Determinants, Simultaneous Equations

Simultaneous Equations

You are given 3 equations and 3 unknowns, and you are asked to find the point in 3 space that satisfies all three equations simultaneously. Here is a sample.

   x +  y +  z =  9
   x + 2y + 3z = 23
   x + 5y - 3z = -7

Before we solve this, let's think about it geometrically. Each equation is a plane slicing through 3 space. There are 3 planes, one for each equation, and most of the time they will intersect in a point, like the floor and two walls of a room. The point that is contained in all three planes is the point that satisfies the three equations simultaneously. If we are rather unlucky, two planes could be parallel, like the floor and the ceiling, and there is no intersection, hence no solution. Or two planes could be one and the same, the floor and the floor, whence the third plane intersects this plane in a line. Now there are infinitely many solutions running along a line in 3 space. The same thing happens when 3 distinct planes intersect in a line, like the pages of an open book.

All this generalizes to higher dimensions, though it is hard to picture.

Assuming n variables, the solution is always a subspace of n space. This is not surprising. If you have two solutions, subtract them to get a point in n space that satisfies all your equations with the constants set to 0. Something like this.

   x +  y +  z = 0
   x + 2y + 3z = 0
   x + 5y - 3z = 0

Subtract any two solutions for the first set of equations (at the top of this page), and find a solution for the second set. Conversely, given a solution for the first set, add solutions for the second set to get yet more solutions for the first set. Realize that the second set of equations is a linear transformation, and its kernel, the points that map to zero, is a subspace. In fact the dimension of the kernel, the dimension of the solution space for either set of equations, is n - the rank of the second matrix. The rank is the quotient space, and we know the dimension of the kernel + the dimension of the quotient is n.

I deliberately wrote the equations as a matrix, because gaussian elimination provides a way to solve simultaneous equations, thousands of them if you wish. Actually the first matrix, with the constants, is called an augmented matrix, because it has been "augmented" by the constants on the right.
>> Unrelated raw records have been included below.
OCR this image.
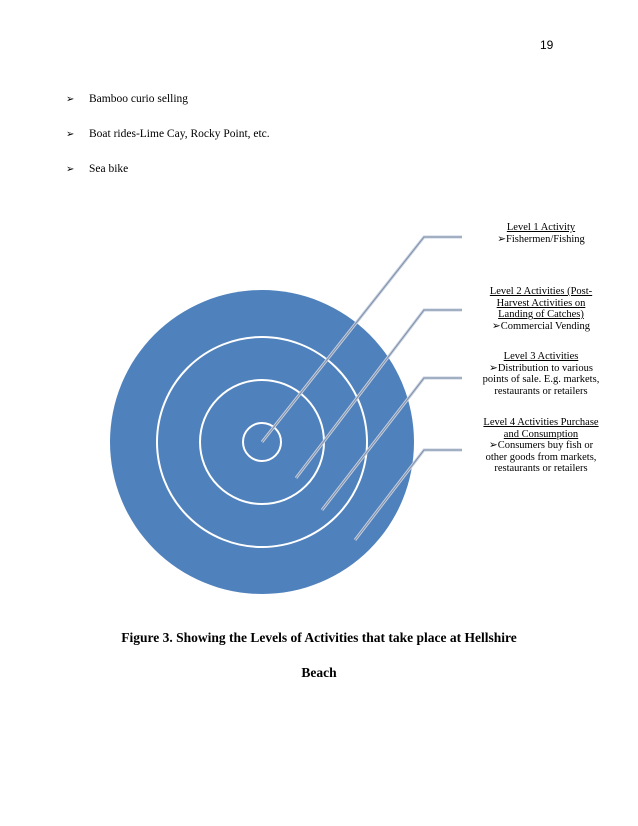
19
➢	Bamboo curio selling
➢	Boat rides-Lime Cay, Rocky Point, etc.
➢	Sea bike
Level 1 Activity
➢Fishermen/Fishing
Level 2 Activities (Post-
Harvest Activities on
Landing of Catches)
➢Commercial Vending
Level 3 Activities
➢Distribution to various
points of sale. E.g. markets,
restaurants or retailers
Level 4 Activities Purchase
and Consumption
➢Consumers buy fish or
other goods from markets,
restaurants or retailers
Figure 3. Showing the Levels of Activities that take place at Hellshire
Beach
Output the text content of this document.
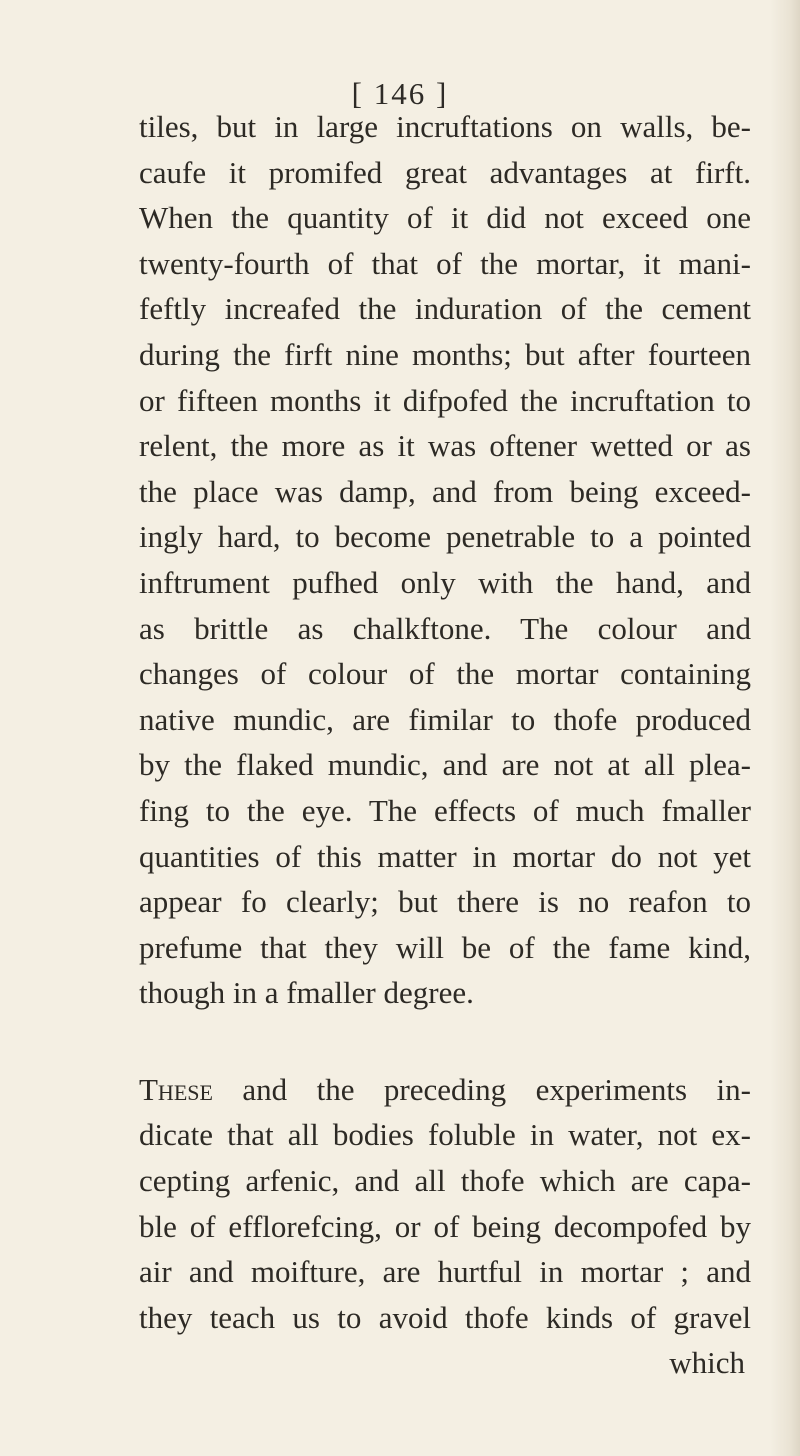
[ 146 ]
tiles, but in large incruftations on walls, be-
caufe it promifed great advantages at firft.
When the quantity of it did not exceed one
twenty-fourth of that of the mortar, it mani-
feftly increafed the induration of the cement
during the firft nine months; but after fourteen
or fifteen months it difpofed the incruftation to
relent, the more as it was oftener wetted or as
the place was damp, and from being exceed-
ingly hard, to become penetrable to a pointed
inftrument pufhed only with the hand, and
as brittle as chalkftone. The colour and
changes of colour of the mortar containing
native mundic, are fimilar to thofe produced
by the flaked mundic, and are not at all plea-
fing to the eye. The effects of much fmaller
quantities of this matter in mortar do not yet
appear fo clearly; but there is no reafon to
prefume that they will be of the fame kind,
though in a fmaller degree.
These and the preceding experiments in-
dicate that all bodies foluble in water, not ex-
cepting arfenic, and all thofe which are capa-
ble of efflorefcing, or of being decompofed by
air and moifture, are hurtful in mortar ; and
they teach us to avoid thofe kinds of gravel
which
Run gaussian elimination on it as usual, but carry the constants along. Swapping two equations won't change the solution space, and neither will row subtraction, where one equation is scaled and subtracted from another. Here is the augmented matrix after the first column is cleared, and then after the second column is cleared.

   x +  y +  z =  9
   0 +  y + 2z = 14
   0 + 4y - 4z = -16

   x +  y +  z =  9
   0 +  y + 2z = 14
   0 +  0 -12z = -72

The last set of equations is easy to solve using "back substitution". Start at the bottom and work up. Clearly z is 6. Replace z with 6 in the second equation, and y = 2. Finally the first equation tells us x = 1.

If there were no solutions, gaussian elimination would have produced something like 0+0+0 = 1. Redundant equations become 0+0+0 = 0 and go away. If there are many solutions, the last nontrivial equation has more than one variable. If it has 3 variables, for instance, two of them are free parameters. Call them s and t, and solve for the third in terms of s and t. Then back up to the previous equation and replace the last three variables with expressions in s and t. If this leaves one variable unspecified, solve for it. If two variables remain, one of them is a free parameter. Call it u and solve for the other in terms of s t and u. Then back up to the previous equation and continue. Finally you have a solution space expressed using free parameters. The number of parameters is the dimension of the solution space. Let's try another 3-dimensional example that looks like three pages of a book. The solution is the spine of the book, a line in 3 space.

    x + 2y - 3z = 5
    x - 4y + 5z = 7
   4x - 4y + 4z = 24

After the first column is cleared, you get the following.

    x + 2y - 3z = 5
    0 - 6y + 8z = 2
    0 -12y +16z = 4

The third equation is now twice the second. When gaussian eliination is complete, the third row is all zeros, and contributes nothing. So we start with the second equation. Replace z with the free parameter t, and y becomes (4t-1)/3. Replace y and z in the first equation and get x = (t+17)/3. Every real value of t gives a solution to the three equations.